14 juin 2007 — Le Salon du Bourget va commencer dans quatre jours (18-24 juin). C’est la grande fête biannuelle du monde de l’aéronautique, lieu et circonstance où se font et s’amorcent les grands marchés, où se mesurent les grandes circonstances du domaine, où les rumeurs et les fastes des chalets des grands constructeurs occupent les journées des visiteurs. Cette introduction qui ne brille pas par son originalité nous conduit assez classiquement à nous interroger sur la “vedette” de ce Salon, — qui ou quoi parmi “les rumeurs et les fastes des chalets des grands constructeurs” tiendra la vedette?

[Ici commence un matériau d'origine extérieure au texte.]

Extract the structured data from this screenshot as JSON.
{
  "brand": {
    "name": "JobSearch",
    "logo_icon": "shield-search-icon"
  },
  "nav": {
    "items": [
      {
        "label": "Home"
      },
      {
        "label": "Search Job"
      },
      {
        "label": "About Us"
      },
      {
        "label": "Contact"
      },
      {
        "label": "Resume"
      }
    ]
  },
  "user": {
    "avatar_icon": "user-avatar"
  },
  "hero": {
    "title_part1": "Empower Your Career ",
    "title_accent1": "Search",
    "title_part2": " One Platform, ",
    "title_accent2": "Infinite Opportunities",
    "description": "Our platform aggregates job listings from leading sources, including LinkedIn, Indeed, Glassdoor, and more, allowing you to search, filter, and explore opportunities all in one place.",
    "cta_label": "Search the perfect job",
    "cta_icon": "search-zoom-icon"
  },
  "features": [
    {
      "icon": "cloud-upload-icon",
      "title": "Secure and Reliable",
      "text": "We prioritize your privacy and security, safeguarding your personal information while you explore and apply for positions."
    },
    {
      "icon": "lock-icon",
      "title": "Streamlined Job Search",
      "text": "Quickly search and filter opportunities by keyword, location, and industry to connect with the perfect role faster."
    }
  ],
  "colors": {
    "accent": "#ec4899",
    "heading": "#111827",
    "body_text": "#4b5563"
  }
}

(Certains pourraient reprendre : BAE et ses problèmes. Nous ne répondrons certainement pas non. C’est une hypothèse que nous gardons de côté, pour éventuellement y revenir. Peut-être parlerions-nous de “vedette américaine” (expression de circonstance)? Peut-être y aura-t-il un Oscar partagé? Peut-être les circonstances disposeront de la chose?)

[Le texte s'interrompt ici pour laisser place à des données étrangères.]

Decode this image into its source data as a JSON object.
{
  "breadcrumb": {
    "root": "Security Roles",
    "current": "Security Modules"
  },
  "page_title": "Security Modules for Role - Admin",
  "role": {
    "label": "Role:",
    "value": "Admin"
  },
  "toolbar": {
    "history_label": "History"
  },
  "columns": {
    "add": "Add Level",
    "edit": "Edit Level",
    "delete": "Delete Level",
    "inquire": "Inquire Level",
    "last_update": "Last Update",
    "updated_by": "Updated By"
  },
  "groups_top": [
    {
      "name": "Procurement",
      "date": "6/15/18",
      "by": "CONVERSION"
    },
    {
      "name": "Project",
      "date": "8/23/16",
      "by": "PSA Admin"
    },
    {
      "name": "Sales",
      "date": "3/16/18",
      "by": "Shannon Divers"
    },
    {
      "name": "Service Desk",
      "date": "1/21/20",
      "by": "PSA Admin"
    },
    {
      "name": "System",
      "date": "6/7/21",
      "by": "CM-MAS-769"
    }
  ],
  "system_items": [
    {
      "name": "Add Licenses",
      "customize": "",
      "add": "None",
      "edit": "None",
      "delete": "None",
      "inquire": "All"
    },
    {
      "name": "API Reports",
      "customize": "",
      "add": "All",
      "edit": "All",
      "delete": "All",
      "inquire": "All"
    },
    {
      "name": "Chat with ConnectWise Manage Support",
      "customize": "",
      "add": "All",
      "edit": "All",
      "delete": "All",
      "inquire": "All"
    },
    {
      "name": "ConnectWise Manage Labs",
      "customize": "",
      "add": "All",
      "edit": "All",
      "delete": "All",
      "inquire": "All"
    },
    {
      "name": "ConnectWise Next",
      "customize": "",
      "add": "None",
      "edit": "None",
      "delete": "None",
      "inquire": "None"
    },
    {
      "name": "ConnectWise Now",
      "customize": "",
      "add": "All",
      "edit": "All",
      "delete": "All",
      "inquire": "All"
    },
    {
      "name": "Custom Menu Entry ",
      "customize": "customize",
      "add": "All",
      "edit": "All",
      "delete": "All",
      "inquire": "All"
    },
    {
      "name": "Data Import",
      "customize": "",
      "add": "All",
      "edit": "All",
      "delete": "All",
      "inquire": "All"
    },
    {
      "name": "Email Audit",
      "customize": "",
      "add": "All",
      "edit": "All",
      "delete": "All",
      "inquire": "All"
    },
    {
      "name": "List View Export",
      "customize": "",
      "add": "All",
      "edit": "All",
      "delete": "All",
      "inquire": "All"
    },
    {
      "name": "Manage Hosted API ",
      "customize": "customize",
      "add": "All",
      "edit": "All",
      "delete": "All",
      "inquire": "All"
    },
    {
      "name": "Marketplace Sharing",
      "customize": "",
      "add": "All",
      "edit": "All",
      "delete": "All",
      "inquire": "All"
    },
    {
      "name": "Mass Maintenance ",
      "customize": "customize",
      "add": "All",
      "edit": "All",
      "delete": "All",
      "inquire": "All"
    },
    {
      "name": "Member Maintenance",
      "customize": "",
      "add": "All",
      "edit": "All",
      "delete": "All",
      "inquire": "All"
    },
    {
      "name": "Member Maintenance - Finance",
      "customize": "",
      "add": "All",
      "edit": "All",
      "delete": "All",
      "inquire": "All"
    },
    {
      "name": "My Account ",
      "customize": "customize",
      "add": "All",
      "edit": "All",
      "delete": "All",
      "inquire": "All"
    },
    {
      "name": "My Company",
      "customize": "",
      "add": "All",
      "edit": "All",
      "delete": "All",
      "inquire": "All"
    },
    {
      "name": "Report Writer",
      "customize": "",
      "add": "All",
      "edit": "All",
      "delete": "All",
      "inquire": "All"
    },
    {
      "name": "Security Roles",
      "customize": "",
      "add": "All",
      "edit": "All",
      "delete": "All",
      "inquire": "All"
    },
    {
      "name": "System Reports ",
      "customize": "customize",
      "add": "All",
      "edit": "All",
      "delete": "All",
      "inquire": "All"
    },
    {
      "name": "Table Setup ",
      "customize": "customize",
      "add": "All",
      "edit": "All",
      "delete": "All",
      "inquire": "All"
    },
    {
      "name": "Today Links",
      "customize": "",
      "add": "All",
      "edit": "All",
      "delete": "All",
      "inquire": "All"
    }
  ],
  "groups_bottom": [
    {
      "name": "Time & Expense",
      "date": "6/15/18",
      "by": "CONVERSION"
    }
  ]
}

Pour Bill Sweetman, la vedette du Salon sera le JSF, — ou, dans tous les cas, l’ombre du JSF. Pourquoi citons-nous Sweetman ? Parce que c’est un des journalistes britanniques les plus sérieux du domaine de l’aéronautique, à la fois par sa compétence et par une certaine liberté de jugement par rapport aux consignes générales du domaine pour les journalistes anglo-saxons (aveuglément pro-US, jugeant la politique britannique du domaine selon l’adage “right or wrong, my country”). (Ces consignes sont en général suivies par imitation, plutôt stupidement qu’aveuglément, par les journalistes français. Elles représentent par conséquent une sorte de catéchisme du domaine. Nous serions plutôt du genre non-pratiquants.)

Depuis juin 2005, Sweetman est rédacteur en chef d’une revue de défense lancée par le groupe McGraw-Hill, éditeur de Aviation Week & Space Technology (AW&ST), groupe très américaniste et dont la qualité profite d’une haute réputation pour pouvoir publier des écrits décrits comme “authoritative”. La caractéristique de Defense & Technology International (DTI) est une orientation moins “américano-centrée” que AW&ST. Manifestement, Sweetman a une certaine liberté d’expression “par rapport aux consignes…“, etc., et il en fait un certain usage. C’est la raison pour laquelle nous nous intéressons à son éditorial du numéro de juin, sous le titre peut-être trompeur et sans doute ambigu et menaçant lorsqu’on lit le contenu : «JSF : Too Big to Fail».

• La première moitié de l’édito est consacrée aux raisons pour lesquelles le JSF ne peut pas échouer : parce que c’est le seul avion de combat pour le XXIème siècle pour les USA et pour un certain nombre de pays, voire la plupart des pays, — voire quasiment tous les pays voulant s’équiper d’avions de combat modernes, — tout cela, selon la “communication”/propagande américanistes. («For most of these nations, it’s a once-in-four-decades overhaul of their fighter fleets and JSF will be their only fighter»)… «In short, a lot of people will be disgruntles, or at least very far from gruntled, if JSF does not live up to its promises. Yhis suggestion may seem impertinent givetn that Lockheed Martin and the JSF program assure all that all is well. But the US is no better than anyone else when it comes to delivering combat planes on time and on cost…»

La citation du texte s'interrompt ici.